## Simple Bayes Filter to Predict US Birth States by Name

A simple program that generates the most likely state you were born in given your name or name and birth year.
Using the dataset found here: https://www.ssa.gov/oact/babynames/limits.html

In [10]:
# Import necessary libraries

import nltk
import numpy as np
import pandas as pd
import matplotlib as plt
import seaborn as sns
import os

# Setting some visualization parameters
sns.set(style="darkgrid")


In [None]:
# Import the list of names by state
fpath = os.getcwd() + "/namesbystate/"
nameFiles = os.listdir(fpath)

# Build the dataframe
stateDFs = []
for nf in nameFiles:
    state = nf.split(".")[0]
    with open(fpath + nf) as namesFile:
        stateDFs.append(pd.read_table(namesFile, sep=",", names=["State","Gender","Year","Name","Count"]))

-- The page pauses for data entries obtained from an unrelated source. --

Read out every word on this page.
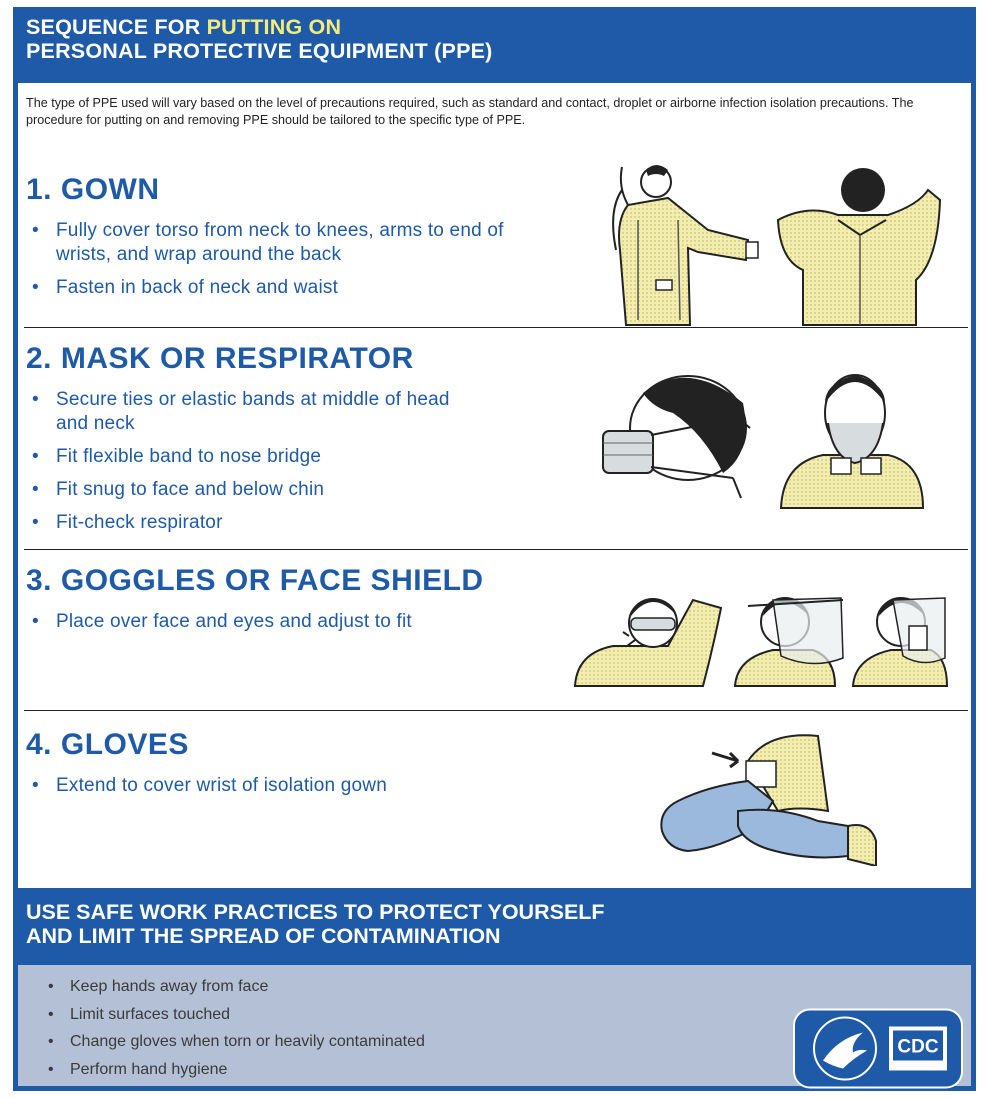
SEQUENCE FOR PUTTING ON
PERSONAL PROTECTIVE EQUIPMENT (PPE)
The type of PPE used will vary based on the level of precautions required, such as standard and contact, droplet or airborne infection isolation precautions. The procedure for putting on and removing PPE should be tailored to the specific type of PPE.
1. GOWN
• Fully cover torso from neck to knees, arms to end of wrists, and wrap around the back
• Fasten in back of neck and waist
2. MASK OR RESPIRATOR
• Secure ties or elastic bands at middle of head and neck
• Fit flexible band to nose bridge
• Fit snug to face and below chin
• Fit-check respirator
3. GOGGLES OR FACE SHIELD
• Place over face and eyes and adjust to fit
4. GLOVES
• Extend to cover wrist of isolation gown
USE SAFE WORK PRACTICES TO PROTECT YOURSELF
AND LIMIT THE SPREAD OF CONTAMINATION
• Keep hands away from face
• Limit surfaces touched
• Change gloves when torn or heavily contaminated
• Perform hand hygiene
CDC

names = pd.concat(stateDFs)


In [26]:
# Analyze the dataframe
#print(names.size)
#print(names.columns)
#pd.isnull(names).any()
#names.nunique()

#g = sns.FacetGrid(tips, row="sex", col="time", margin_titles=True)
#bins = np.linspace(0, 60, 13)
#g.map(plt.hist, "total_bill", color="steelblue", bins=bins)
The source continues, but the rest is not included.